Siamo tutti uguali, e soli. “Devo dirle una cosa. So che tutte le anime sono un’anima e ogni anima è sola”. È solo Suttree quando gli comunicano la morte del figlio abbandonato alle cure della madre, è solo quando perde l’animo dolce della fanciulla che lo ha amato, è solo quando fugge ai capricci della prostituta che lo ha mantenuto. E benchè McCarthy in definitiva si serva delle vicende degli emarginati, dei disperati, dei poveri, non di emarginazione parla questo libro ma di solitudine, non cercata, non imposta, quella “solitudine” che riguarda tutti, perché nella vita, che tu sia ricco o povero, sano o malato, sono solo cazzi tuoi.

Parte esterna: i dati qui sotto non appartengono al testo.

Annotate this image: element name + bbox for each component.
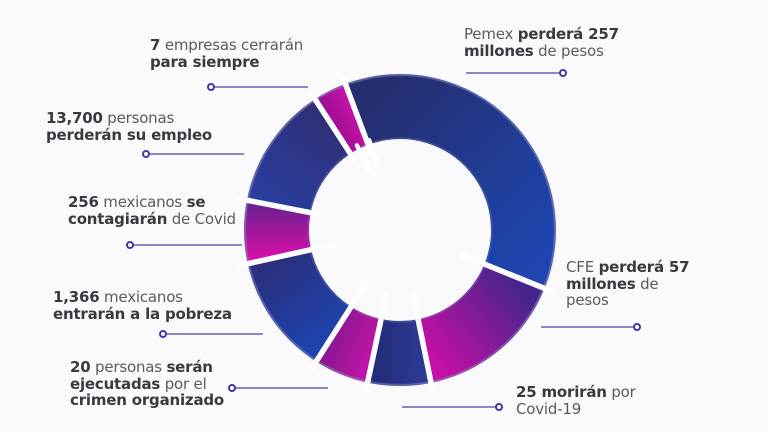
label-pemex: Pemex perderá 257 millones de pesos (464, 26, 619, 59)
segment-gap (307, 90, 358, 163)
leader-ejecutados (228, 384, 328, 392)
leader-dot (142, 150, 150, 158)
leader-dot (633, 323, 641, 331)
donut-segment-contagios (244, 200, 312, 264)
donut-outer-rim (243, 73, 557, 387)
label-line: 1,366 mexicanos (53, 288, 183, 306)
label-line: 13,700 personas (46, 109, 175, 127)
label-line: perderán su empleo (46, 125, 213, 144)
label-line: 7 empresas cerrarán (150, 36, 304, 54)
label-cfe: CFE perderá 57 millones de pesos (566, 258, 690, 309)
shine-streak (377, 293, 389, 326)
shine-streak (354, 143, 372, 173)
leader-dot (495, 403, 503, 411)
shine-streak (305, 242, 337, 253)
leader-pemex (466, 69, 567, 77)
leader-dot (228, 384, 236, 392)
leader-contagios (126, 241, 242, 249)
label-empleo: 13,700 personas perderán su empleo (46, 110, 212, 143)
label-line: 25 morirán por (516, 383, 636, 401)
shine-streak (346, 284, 367, 313)
donut-segment-empleo (246, 99, 351, 213)
label-line: contagiarán de Covid (68, 209, 236, 228)
label-line: CFE perderá 57 (566, 258, 690, 276)
label-covid25: 25 morirán por Covid-19 (516, 384, 636, 417)
label-line: crimen organizado (70, 391, 225, 409)
label-line: millones de pesos (464, 41, 604, 60)
leader-empleo (142, 150, 244, 158)
donut-segment-pemex (345, 74, 556, 289)
label-line: millones de (566, 274, 659, 293)
leader-pobreza (159, 330, 263, 338)
leader-cfe (541, 323, 641, 331)
label-line: pesos (566, 291, 609, 309)
shine-streak (366, 137, 381, 169)
leader-dot (159, 330, 167, 338)
donut-segment-pobreza (247, 249, 352, 362)
leader-dot (126, 241, 134, 249)
label-empresas: 7 empresas cerrarán para siempre (150, 37, 303, 70)
label-ejecutados: 20 personas serán ejecutadas por el crim… (70, 359, 224, 409)
label-line: 20 personas serán (70, 358, 213, 376)
donut-segment-covid-muertes (367, 319, 432, 387)
label-line: para siempre (150, 52, 260, 71)
segment-gap (237, 195, 321, 218)
donut-segment-cfe (418, 264, 545, 383)
donut-inner-rim (307, 137, 493, 323)
donut-segment-ejecutados (316, 306, 382, 383)
leader-covid25 (402, 403, 503, 411)
leader-dot (207, 83, 215, 91)
leader-empresas (207, 83, 308, 91)
shine-streak (411, 293, 422, 326)
label-line: Pemex perderá 257 (464, 25, 619, 43)
label-line: ejecutadas por el (70, 374, 207, 393)
label-pobreza: 1,366 mexicanos entrarán a la pobreza (53, 289, 232, 322)
label-line: 256 mexicanos se (68, 193, 206, 211)
donut-segment-empresas (315, 83, 369, 154)
label-line: entrarán a la pobreza (53, 304, 232, 323)
label-contagios: 256 mexicanos se contagiarán de Covid (68, 194, 236, 227)
shine-streak (459, 252, 491, 268)
segment-gap (339, 74, 374, 155)
label-line: Covid-19 (516, 399, 582, 418)
leader-dot (559, 69, 567, 77)
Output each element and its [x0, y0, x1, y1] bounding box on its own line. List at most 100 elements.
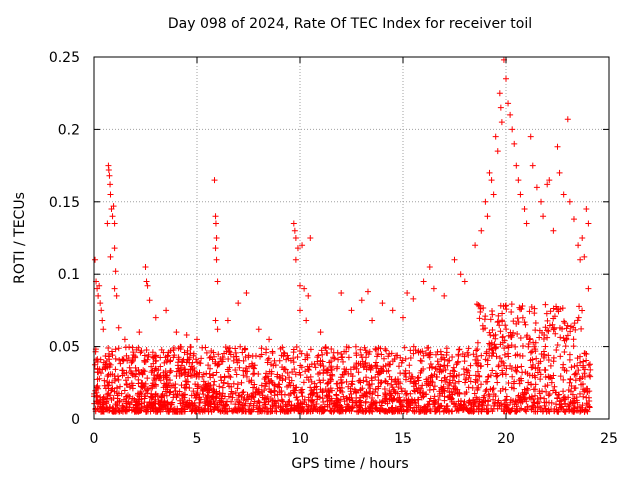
noise-point	[163, 376, 170, 383]
noise-point	[492, 344, 499, 351]
noise-point	[302, 368, 309, 375]
noise-point	[471, 390, 478, 397]
noise-point	[170, 354, 177, 361]
noise-point	[472, 356, 479, 363]
data-point	[212, 213, 219, 220]
data-point	[115, 324, 122, 331]
noise-point	[512, 343, 519, 350]
data-point	[95, 292, 102, 299]
noise-point	[282, 366, 289, 373]
noise-point	[304, 405, 311, 412]
noise-point	[283, 356, 290, 363]
noise-point	[154, 372, 161, 379]
noise-point	[94, 356, 101, 363]
noise-point	[228, 388, 235, 395]
noise-point	[340, 393, 347, 400]
noise-point	[343, 348, 350, 355]
noise-point	[496, 354, 503, 361]
data-point	[441, 292, 448, 299]
noise-point	[452, 380, 459, 387]
noise-point	[133, 402, 140, 409]
x-tick-label: 0	[90, 431, 99, 447]
noise-point	[455, 378, 462, 385]
noise-point	[254, 408, 261, 415]
noise-point	[263, 370, 270, 377]
noise-point	[157, 363, 164, 370]
noise-point	[502, 397, 509, 404]
plot-frame	[93, 56, 610, 420]
noise-point	[362, 405, 369, 412]
x-tick-label: 5	[193, 431, 202, 447]
noise-point	[143, 347, 150, 354]
noise-point	[562, 343, 569, 350]
noise-point	[436, 403, 443, 410]
noise-point	[292, 387, 299, 394]
noise-point	[557, 334, 564, 341]
noise-point	[223, 408, 230, 415]
noise-point	[489, 367, 496, 374]
noise-point	[443, 403, 450, 410]
data-point	[110, 203, 117, 210]
noise-point	[294, 353, 301, 360]
noise-point	[246, 402, 253, 409]
noise-point	[542, 405, 549, 412]
noise-point	[489, 327, 496, 334]
noise-point	[436, 369, 443, 376]
noise-point	[224, 380, 231, 387]
noise-point	[253, 385, 260, 392]
noise-point	[171, 407, 178, 414]
noise-point	[155, 398, 162, 405]
noise-point	[495, 362, 502, 369]
noise-point	[157, 377, 164, 384]
noise-point	[433, 366, 440, 373]
noise-point	[484, 402, 491, 409]
noise-point	[495, 318, 502, 325]
noise-point	[251, 381, 258, 388]
noise-point	[452, 403, 459, 410]
noise-point	[482, 388, 489, 395]
noise-point	[446, 357, 453, 364]
noise-point	[104, 373, 111, 380]
noise-point	[128, 359, 135, 366]
noise-point	[372, 386, 379, 393]
x-tick-label: 10	[291, 431, 309, 447]
noise-point	[587, 366, 594, 373]
data-point	[400, 314, 406, 321]
noise-point	[105, 344, 112, 351]
noise-point	[455, 346, 462, 353]
noise-point	[557, 373, 564, 380]
noise-point	[282, 375, 289, 382]
noise-point	[313, 406, 320, 413]
noise-point	[501, 362, 508, 369]
noise-point	[221, 374, 228, 381]
noise-point	[94, 393, 101, 400]
noise-point	[545, 328, 552, 335]
noise-point	[468, 408, 475, 415]
noise-point	[259, 392, 266, 399]
noise-point	[144, 408, 151, 415]
data-point	[379, 300, 386, 307]
noise-point	[166, 389, 173, 396]
noise-point	[505, 380, 512, 387]
noise-point	[279, 364, 286, 371]
noise-point	[245, 354, 252, 361]
noise-point	[307, 373, 314, 380]
noise-point	[387, 361, 394, 368]
data-point	[538, 198, 545, 205]
noise-point	[410, 350, 417, 357]
data-point	[515, 177, 522, 184]
noise-point	[141, 368, 148, 375]
noise-point	[226, 349, 233, 356]
noise-point	[148, 363, 155, 370]
noise-point	[119, 402, 126, 409]
data-point	[214, 326, 221, 333]
noise-point	[459, 350, 466, 357]
noise-point	[402, 387, 409, 394]
noise-point	[536, 403, 543, 410]
noise-point	[587, 361, 594, 368]
noise-point	[518, 363, 525, 370]
noise-point	[503, 302, 510, 309]
noise-point	[449, 408, 456, 415]
noise-point	[532, 365, 539, 372]
noise-point	[132, 353, 139, 360]
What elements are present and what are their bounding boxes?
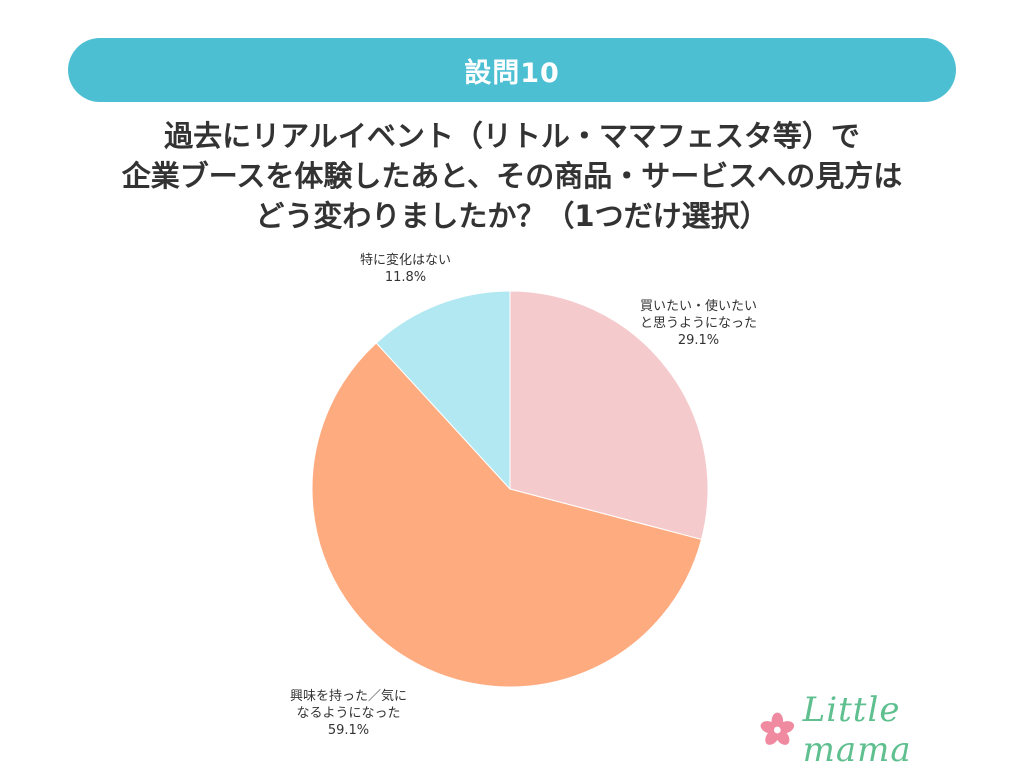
slice-label-text: 興味を持った／気に — [290, 689, 408, 704]
slice-label-buy: 買いたい・使いたい と思うようになった 29.1% — [640, 298, 757, 349]
question-text: 過去にリアルイベント（リトル・ママフェスタ等）で 企業ブースを体験したあと、その… — [40, 116, 984, 236]
slice-percent: 11.8% — [384, 270, 427, 285]
slice-label-text: と思うようになった — [640, 316, 758, 331]
question-banner: 設問10 — [68, 38, 956, 102]
slice-percent: 59.1% — [327, 723, 370, 738]
little-mama-logo: Little mama — [758, 690, 1014, 770]
slice-label-text: 買いたい・使いたい — [640, 299, 758, 314]
slice-label-text: 特に変化はない — [360, 253, 452, 268]
question-number: 設問10 — [464, 57, 560, 89]
logo-text: Little mama — [802, 690, 912, 770]
slice-label-text: なるようになった — [296, 706, 401, 721]
slice-label-interested: 興味を持った／気に なるようになった 59.1% — [290, 688, 407, 739]
pie-slice-1 — [311, 342, 703, 688]
question-line: どう変わりましたか？（1つだけ選択） — [255, 199, 769, 233]
slice-percent: 29.1% — [677, 333, 720, 348]
question-line: 企業ブースを体験したあと、その商品・サービスへの見方は — [121, 159, 903, 193]
slice-label-no-change: 特に変化はない 11.8% — [360, 252, 451, 286]
flower-icon — [760, 712, 795, 745]
pie-slice-2 — [375, 290, 511, 491]
question-line: 過去にリアルイベント（リトル・ママフェスタ等）で — [164, 119, 860, 153]
pie-slice-0 — [509, 290, 709, 541]
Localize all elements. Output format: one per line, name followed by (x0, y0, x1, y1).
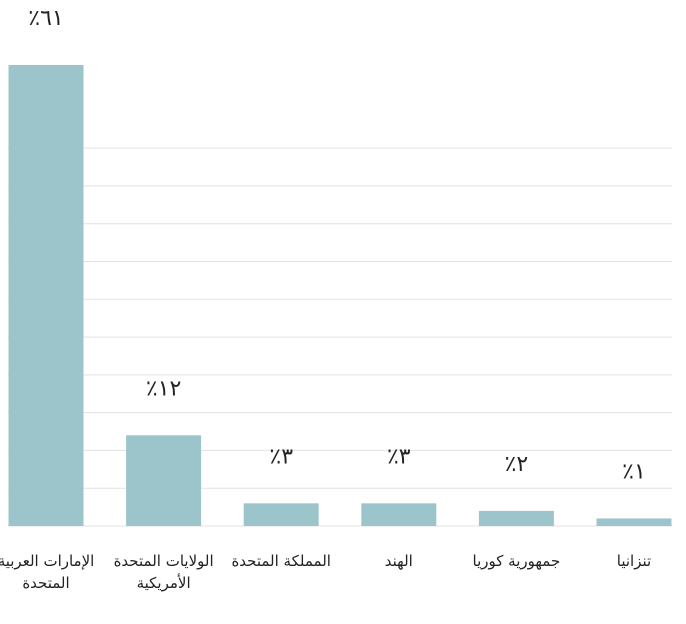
value-label: ٪٣ (387, 444, 411, 469)
bar (126, 435, 202, 526)
bar (361, 503, 437, 526)
x-tick-label: تنزانيا (616, 552, 652, 570)
bar (8, 65, 84, 526)
bar (478, 510, 554, 526)
x-tick-label: جمهورية كوريا (472, 552, 561, 570)
value-label: ٪١ (622, 459, 646, 484)
x-tick-label: الولايات المتحدة الأمريكية (113, 552, 214, 592)
bar (243, 503, 319, 526)
x-tick-label: المملكة المتحدة (231, 552, 331, 570)
x-tick-label: الإمارات العربية المتحدة (0, 552, 95, 592)
value-label: ٪١٢ (146, 376, 181, 401)
value-label: ٪٦١ (28, 6, 63, 31)
bar (596, 518, 672, 526)
value-label: ٪٣ (269, 444, 293, 469)
x-tick-label: الهند (384, 552, 413, 570)
value-label: ٪٢ (505, 452, 529, 477)
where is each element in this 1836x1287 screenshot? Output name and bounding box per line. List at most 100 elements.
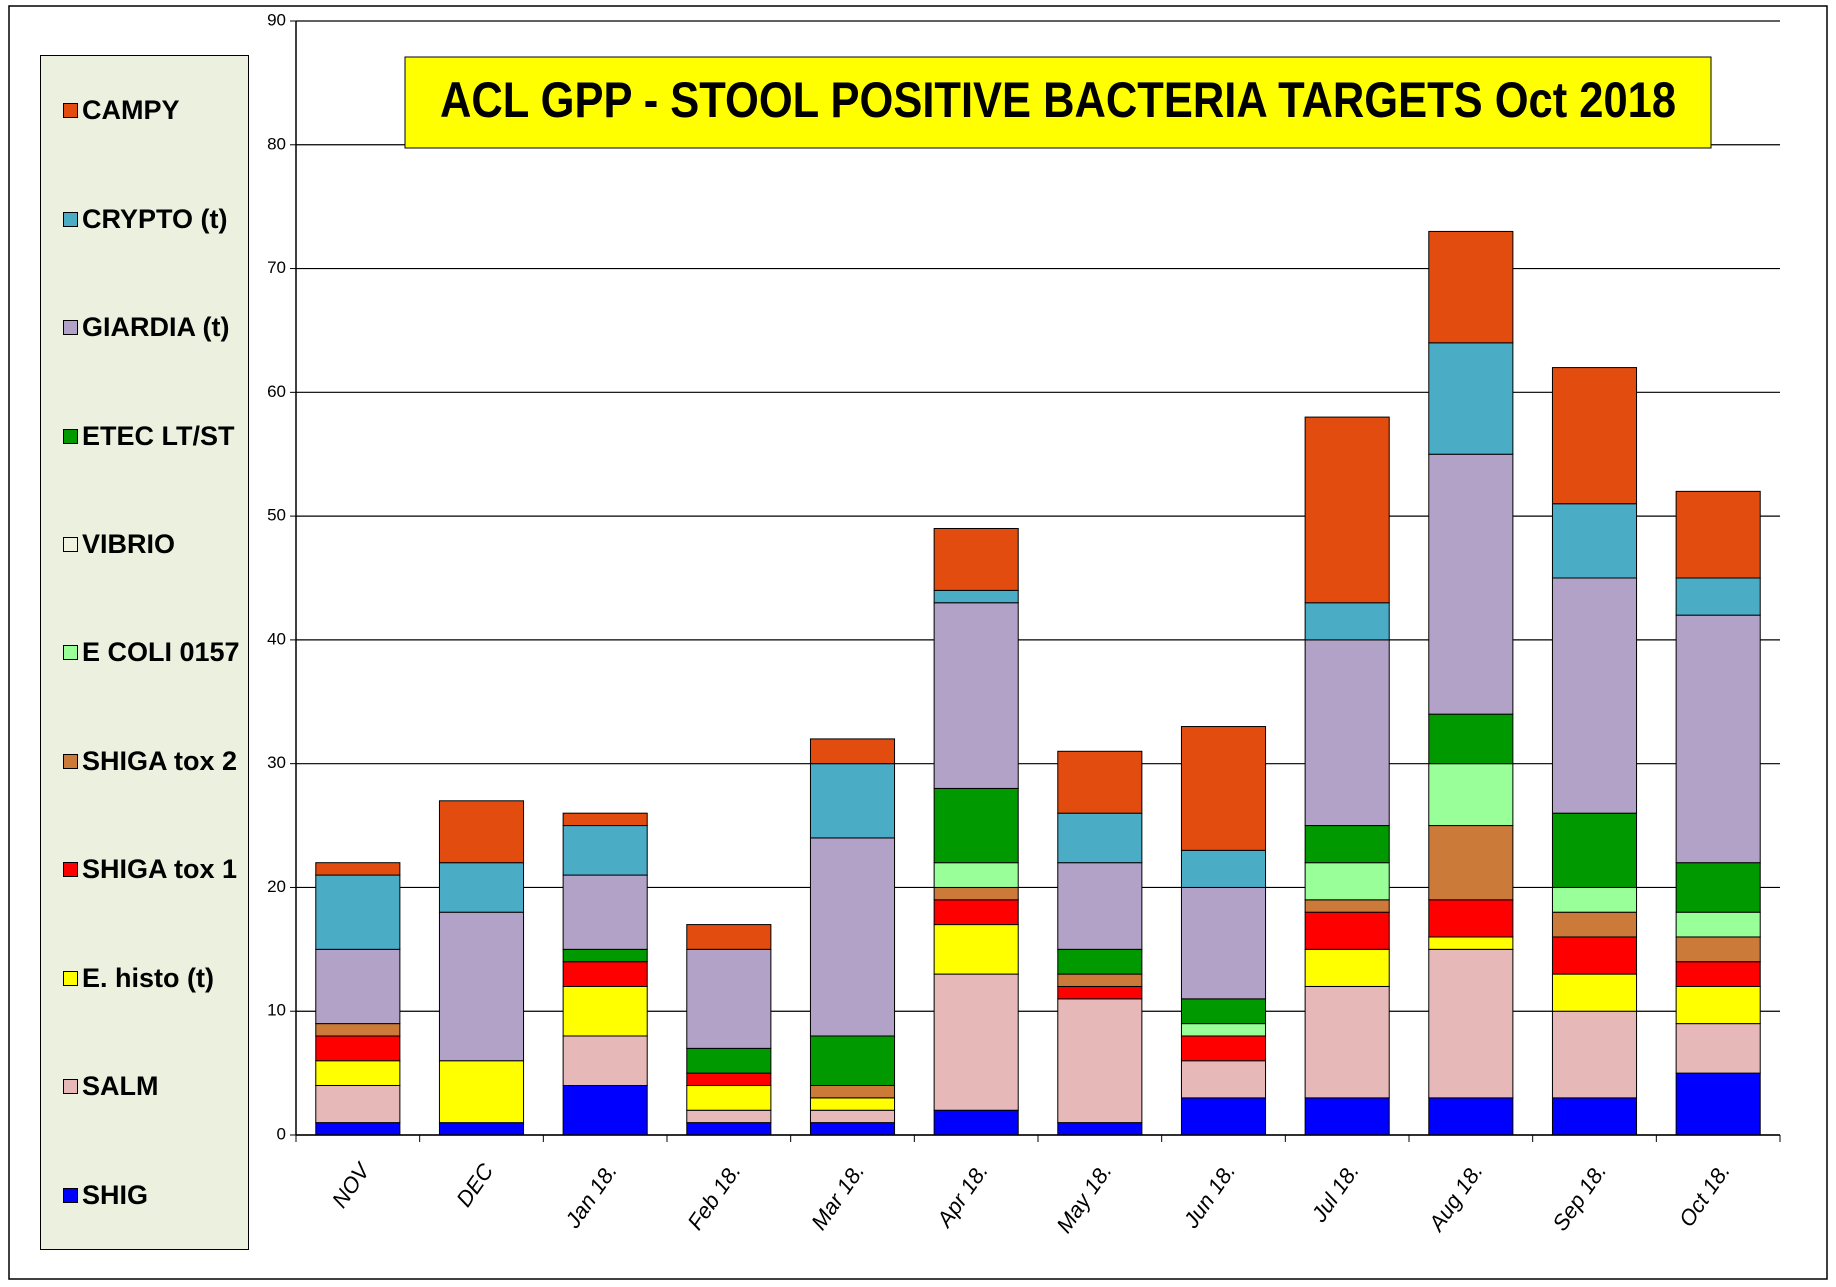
bar-segment <box>315 1060 401 1086</box>
bar-segment <box>1304 825 1390 864</box>
bar-segment <box>933 899 1019 926</box>
y-tick-label: 30 <box>267 753 286 772</box>
bar-segment <box>1057 973 1143 987</box>
legend-item: SHIGA tox 1 <box>63 848 244 890</box>
bar-segment <box>933 924 1019 975</box>
bar-segment <box>1057 750 1143 814</box>
bar-segment <box>315 1122 401 1136</box>
legend: CAMPY CRYPTO (t) GIARDIA (t) ETEC LT/ST VIBR… <box>40 55 249 1250</box>
bar-segment <box>1428 899 1514 938</box>
bar-segment <box>933 787 1019 864</box>
bar-segment <box>1057 948 1143 975</box>
bar-segment <box>1180 1023 1267 1037</box>
legend-label: CAMPY <box>82 95 180 126</box>
legend-swatch <box>63 103 78 119</box>
bar-segment <box>1428 1097 1514 1136</box>
legend-label: E COLI 0157 <box>82 637 240 668</box>
bar-segment <box>933 862 1019 888</box>
x-tick-label: Mar 18. <box>806 1159 869 1234</box>
bar-segment <box>1057 985 1143 1000</box>
bar-segment <box>1304 911 1390 950</box>
bar-segment <box>1675 490 1761 579</box>
bar-segment <box>1551 911 1638 938</box>
bar-segment <box>1551 577 1638 814</box>
y-tick-label: 70 <box>267 258 286 277</box>
bar-segment <box>1675 961 1761 987</box>
legend-swatch <box>63 428 78 444</box>
bar-segment <box>315 948 401 1025</box>
x-tick-label: Feb 18. <box>682 1159 745 1234</box>
bar-segment <box>686 1047 772 1074</box>
bar-segment <box>933 973 1019 1111</box>
bar-segment <box>562 1035 648 1086</box>
bar-segment <box>1180 726 1267 851</box>
bar-segment <box>1551 1097 1638 1136</box>
legend-item: E. histo (t) <box>63 957 244 999</box>
bar-segment <box>809 738 896 765</box>
x-tick-label: Aug 18. <box>1423 1159 1488 1237</box>
x-tick-label: Apr 18. <box>931 1159 993 1233</box>
bar-segment <box>1057 862 1143 950</box>
y-tick-label: 80 <box>267 134 286 153</box>
bar-segment <box>438 800 525 864</box>
bar-segment <box>1304 862 1390 901</box>
y-tick-label: 0 <box>277 1124 286 1143</box>
legend-item: GIARDIA (t) <box>63 306 244 348</box>
bar-segment <box>315 1035 401 1062</box>
bar-segment <box>686 1072 772 1086</box>
legend-label: SHIGA tox 1 <box>82 854 238 885</box>
bar-segment <box>562 812 648 827</box>
bar-segment <box>1551 973 1638 1012</box>
legend-label: CRYPTO (t) <box>82 203 228 234</box>
x-tick-label: Jan 18. <box>560 1159 622 1233</box>
y-tick-label: 60 <box>267 382 286 401</box>
bar-segment <box>1551 812 1638 888</box>
bar-segment <box>1428 230 1514 344</box>
bar-segment <box>1304 985 1390 1099</box>
bar-segment <box>1551 1010 1638 1099</box>
legend-label: SALM <box>82 1071 159 1102</box>
bar-segment <box>315 862 401 876</box>
bar-segment <box>1675 936 1761 963</box>
legend-label: SHIGA tox 2 <box>82 745 238 776</box>
legend-swatch <box>63 1079 78 1095</box>
y-tick-label: 90 <box>267 10 286 29</box>
x-tick-label: DEC <box>451 1159 498 1211</box>
bar-segment <box>315 1023 401 1037</box>
bar-segment <box>562 948 648 963</box>
legend-item: CAMPY <box>63 89 244 131</box>
legend-item: VIBRIO <box>63 523 244 565</box>
x-tick-label: Sep 18. <box>1547 1159 1611 1235</box>
bar-segment <box>1675 862 1761 913</box>
bar-segment <box>1675 1072 1761 1136</box>
bar-segment <box>809 1122 896 1136</box>
bar-segment <box>1180 1060 1267 1099</box>
bar-segment <box>438 862 525 913</box>
bar-segment <box>1551 886 1638 913</box>
legend-swatch <box>63 320 78 336</box>
bar-segment <box>1180 1097 1267 1136</box>
bar-segment <box>562 985 648 1037</box>
legend-item: ETEC LT/ST <box>63 415 244 457</box>
bar-segment <box>438 1060 525 1124</box>
y-tick-label: 20 <box>267 877 286 896</box>
bar-segment <box>933 589 1019 604</box>
legend-swatch <box>63 753 78 769</box>
bar-segment <box>1304 1097 1390 1136</box>
x-tick-label: Jun 18. <box>1178 1159 1240 1233</box>
bar-segment <box>686 1109 772 1124</box>
bar-segment <box>1304 899 1390 913</box>
legend-swatch <box>63 645 78 661</box>
legend-item: CRYPTO (t) <box>63 198 244 240</box>
y-tick-label: 50 <box>267 506 286 525</box>
bar-segment <box>933 602 1019 789</box>
bar-segment <box>1180 886 1267 1000</box>
bar-segment <box>438 1122 525 1136</box>
x-tick-label: Oct 18. <box>1674 1159 1735 1231</box>
bar-segment <box>1428 763 1514 827</box>
bar-segment <box>1304 639 1390 827</box>
bar-segment <box>1428 342 1514 455</box>
bar-segment <box>1304 948 1390 987</box>
legend-item: SHIGA tox 2 <box>63 740 244 782</box>
legend-item: SHIG <box>63 1174 244 1216</box>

Con la franchezza descrittiva che lo distingue, McCarthy racconta con grande rispetto la condizione umana. “Suttree” mette tutti di fronte allo specchio e, pur raccontando la tristezza, incredibilmente riesce a infondere una realistica speranza.
Autore: Cormac McCarthy
Titolo: Suttree
Traduzione di: Maurizia Balmelli
Editore: Einaudi
Anno: 2011
1 commento
Suttree è un libro postesistenzialista, come le sculture di Giacometti e le tele di Bacon. La sua non è solitudine. É accettazione della presenza, in sé come negli altri, di pulsioni intrise di ‘bene’ e di ‘male’ di realtà e di miti. Lo ‘schiaffo della contemporaneità’ plasma nuove convivenze.